« Cette union des contraires trouve son sens le plus éloquent à travers la symbolique de l’indigo. A la fois sombre et luisant, il est le parfait oxymore, traduisant la dynamique de l’éphémère inopiné et l’infini immuable. » (Assas, 2015)
Chez les Yorubas, un peuple nomade du désert, les couleurs sont imprégnées de significations ; trois chromatiques prédominent : Funfun (représentant sagesse et vieillesse), Pupa (chaleur et agressivité) et Dudu. Cette dernière nuance est associée au froid et à la clairvoyance ; son meilleur exemple est la couleur indigo. L’indigo se retrouve aussi dans la culture touarègue. En effet, le terme « hommes bleus », qui fait la renommée des Touaregs, provient d’un élément central de leur culture singulière : la couleur indigo du méhari et de l’imzad, leurs habits traditionnels, qui, portés souvent, peut colorer jusqu’à la peau. Cependant, la plante nécessaire à la production de ce pigment est beaucoup moins connue malgré son importance : l’indigotier.
C’est un arbuste tropical dont la fermentation ou l’ébullition des feuilles et des tiges permet l’extraction de l’indigo. Il s’agit d’une des plus anciennes plantes domestiquées par l’humanité pour ses propriétés colorantes.

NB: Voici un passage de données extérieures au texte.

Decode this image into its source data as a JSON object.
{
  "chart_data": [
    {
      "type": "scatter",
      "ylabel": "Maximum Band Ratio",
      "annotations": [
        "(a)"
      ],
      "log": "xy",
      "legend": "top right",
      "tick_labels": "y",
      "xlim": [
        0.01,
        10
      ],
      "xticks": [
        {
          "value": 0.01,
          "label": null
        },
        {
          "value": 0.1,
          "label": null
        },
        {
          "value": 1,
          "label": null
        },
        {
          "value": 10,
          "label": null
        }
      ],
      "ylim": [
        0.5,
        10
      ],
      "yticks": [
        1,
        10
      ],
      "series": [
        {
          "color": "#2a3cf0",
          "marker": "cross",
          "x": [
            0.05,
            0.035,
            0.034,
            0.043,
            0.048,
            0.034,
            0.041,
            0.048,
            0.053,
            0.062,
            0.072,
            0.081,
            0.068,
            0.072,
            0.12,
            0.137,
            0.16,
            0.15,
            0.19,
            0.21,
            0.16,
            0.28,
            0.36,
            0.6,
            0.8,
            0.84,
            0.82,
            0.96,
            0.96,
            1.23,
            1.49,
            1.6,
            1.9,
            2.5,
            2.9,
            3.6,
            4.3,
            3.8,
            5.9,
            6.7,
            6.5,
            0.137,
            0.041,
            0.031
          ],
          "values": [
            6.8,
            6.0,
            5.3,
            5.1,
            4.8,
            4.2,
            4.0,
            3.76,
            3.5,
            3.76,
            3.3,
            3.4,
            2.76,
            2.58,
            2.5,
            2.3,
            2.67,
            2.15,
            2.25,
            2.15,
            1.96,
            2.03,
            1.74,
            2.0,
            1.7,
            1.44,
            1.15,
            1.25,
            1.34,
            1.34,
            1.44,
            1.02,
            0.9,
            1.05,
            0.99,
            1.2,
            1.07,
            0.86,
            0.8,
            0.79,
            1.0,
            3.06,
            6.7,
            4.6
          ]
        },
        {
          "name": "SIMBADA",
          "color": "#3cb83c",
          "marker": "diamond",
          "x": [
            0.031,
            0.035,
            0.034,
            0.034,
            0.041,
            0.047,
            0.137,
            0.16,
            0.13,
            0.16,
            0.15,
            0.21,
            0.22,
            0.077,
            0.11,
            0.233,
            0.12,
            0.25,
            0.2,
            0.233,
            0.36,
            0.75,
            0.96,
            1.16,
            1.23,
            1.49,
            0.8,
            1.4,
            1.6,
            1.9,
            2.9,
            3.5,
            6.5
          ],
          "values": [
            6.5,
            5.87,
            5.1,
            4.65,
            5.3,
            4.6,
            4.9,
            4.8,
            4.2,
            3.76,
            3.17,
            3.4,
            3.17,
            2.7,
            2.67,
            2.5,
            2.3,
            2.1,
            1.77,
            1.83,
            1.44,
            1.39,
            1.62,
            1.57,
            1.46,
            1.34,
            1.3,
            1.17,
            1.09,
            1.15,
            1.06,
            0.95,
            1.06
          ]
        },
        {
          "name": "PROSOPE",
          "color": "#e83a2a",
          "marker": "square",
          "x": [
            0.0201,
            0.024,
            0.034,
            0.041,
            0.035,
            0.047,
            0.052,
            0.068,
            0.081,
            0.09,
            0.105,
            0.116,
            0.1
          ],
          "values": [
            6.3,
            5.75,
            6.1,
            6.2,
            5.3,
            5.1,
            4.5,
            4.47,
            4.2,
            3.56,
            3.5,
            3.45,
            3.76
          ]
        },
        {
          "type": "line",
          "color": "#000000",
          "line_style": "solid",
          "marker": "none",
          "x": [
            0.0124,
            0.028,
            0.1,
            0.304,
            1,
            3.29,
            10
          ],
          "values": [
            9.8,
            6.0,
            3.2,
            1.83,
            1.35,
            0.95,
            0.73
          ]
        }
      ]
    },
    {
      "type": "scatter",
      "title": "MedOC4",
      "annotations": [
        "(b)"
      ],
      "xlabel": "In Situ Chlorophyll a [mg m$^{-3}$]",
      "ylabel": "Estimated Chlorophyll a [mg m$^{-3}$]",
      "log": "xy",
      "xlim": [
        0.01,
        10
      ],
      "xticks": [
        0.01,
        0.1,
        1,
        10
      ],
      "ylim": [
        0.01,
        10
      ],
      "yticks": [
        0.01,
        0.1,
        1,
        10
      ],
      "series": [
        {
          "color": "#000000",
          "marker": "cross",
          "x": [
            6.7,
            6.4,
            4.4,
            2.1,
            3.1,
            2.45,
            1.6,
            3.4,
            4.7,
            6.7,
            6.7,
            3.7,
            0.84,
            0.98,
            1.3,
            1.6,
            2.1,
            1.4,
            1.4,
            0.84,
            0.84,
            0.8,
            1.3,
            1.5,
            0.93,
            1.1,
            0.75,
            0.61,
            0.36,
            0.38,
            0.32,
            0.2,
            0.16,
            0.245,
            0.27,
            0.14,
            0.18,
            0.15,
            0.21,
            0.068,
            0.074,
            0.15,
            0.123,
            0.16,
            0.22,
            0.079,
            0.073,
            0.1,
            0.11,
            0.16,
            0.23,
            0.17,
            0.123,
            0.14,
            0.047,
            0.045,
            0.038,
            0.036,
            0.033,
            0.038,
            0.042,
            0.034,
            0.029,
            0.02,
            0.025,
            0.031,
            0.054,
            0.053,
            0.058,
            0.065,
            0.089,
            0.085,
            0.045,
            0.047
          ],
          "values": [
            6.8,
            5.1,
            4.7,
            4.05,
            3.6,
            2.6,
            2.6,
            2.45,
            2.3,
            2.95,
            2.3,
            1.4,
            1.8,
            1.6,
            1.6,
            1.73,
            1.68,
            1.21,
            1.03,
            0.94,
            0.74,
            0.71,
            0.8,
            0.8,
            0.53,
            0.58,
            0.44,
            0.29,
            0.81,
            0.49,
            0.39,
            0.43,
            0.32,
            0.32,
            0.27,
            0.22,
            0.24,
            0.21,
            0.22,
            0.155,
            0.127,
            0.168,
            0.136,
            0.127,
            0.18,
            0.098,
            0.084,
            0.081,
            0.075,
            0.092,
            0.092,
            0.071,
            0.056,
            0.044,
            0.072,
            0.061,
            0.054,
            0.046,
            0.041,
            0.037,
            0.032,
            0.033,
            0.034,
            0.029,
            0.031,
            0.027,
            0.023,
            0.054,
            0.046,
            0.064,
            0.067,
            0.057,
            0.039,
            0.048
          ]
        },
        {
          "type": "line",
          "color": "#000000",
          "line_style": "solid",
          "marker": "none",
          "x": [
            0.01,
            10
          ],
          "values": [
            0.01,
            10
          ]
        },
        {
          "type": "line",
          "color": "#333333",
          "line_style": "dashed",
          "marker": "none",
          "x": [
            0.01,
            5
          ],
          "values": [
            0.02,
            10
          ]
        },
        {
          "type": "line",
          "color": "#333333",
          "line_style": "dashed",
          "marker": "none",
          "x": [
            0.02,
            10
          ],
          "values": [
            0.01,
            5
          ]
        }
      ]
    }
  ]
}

Sa culture remonte à plus de 4000 ans en Inde, au Proche-Orient et en Égypte. Avec à la forte demande en pigment des manufactures textiles, son exploitation fut diffusée à travers toutes les régions tropicales au cours de la révolution industrielle et de la colonisation. Cependant, il serait réducteur de percevoir l’indigo uniquement comme une teinture textile. En effet, ses utilisations, comme nous le verrons, sont multiples. Il s’agira de faire apparaître ce paradoxe de l’indigo, substance naturelle pourtant source de pratiques culturelles.
Nous nous intéresserons aux usages traditionnels de l’indigo en examinant les biais par lesquels la couleur indigo est produite et transformée ainsi qu’aux supports sur lesquels elle se fixe. Ces différents supports sont, la plupart du temps, l’expression de diverses pratiques culturelles ; nous nous concentrerons sur certaines d’entre elles. Il s’agira ainsi d’analyser les pratiques des peuples nomades du Sahel, dont l’indigo est un important marqueur culturel, et ainsi d’étudier la symbolique à laquelle l’indigo renvoie dans ces différentes cultures, c’est-à-dire la manière dont il est perçu par les populations concernées. Comment, à travers l’indigo, dans un contexte d’uniformisation culturelle, les peuples du Sahel parviennent-ils à maintenir chacun une identité singulière ? Autrement dit, comment l’indigo, substance naturelle, est-il devenu un produit culturel singulier, incarnation d’une résistance face à l’uniformisation culturelle ? Nous essaierons de répondre à ces questionnements en examinant les techniques associées aux plantes, techniques d’appropriation de la nature mais aussi sources de sa compréhension. Nous étudierons la place de ces pratiques dans la culture de certains peuples d’Afrique Occidentale. Enfin, il sera temps de nous pencher sur les symboliques de l’indigo, en péril face à l’uniformisation culturelle.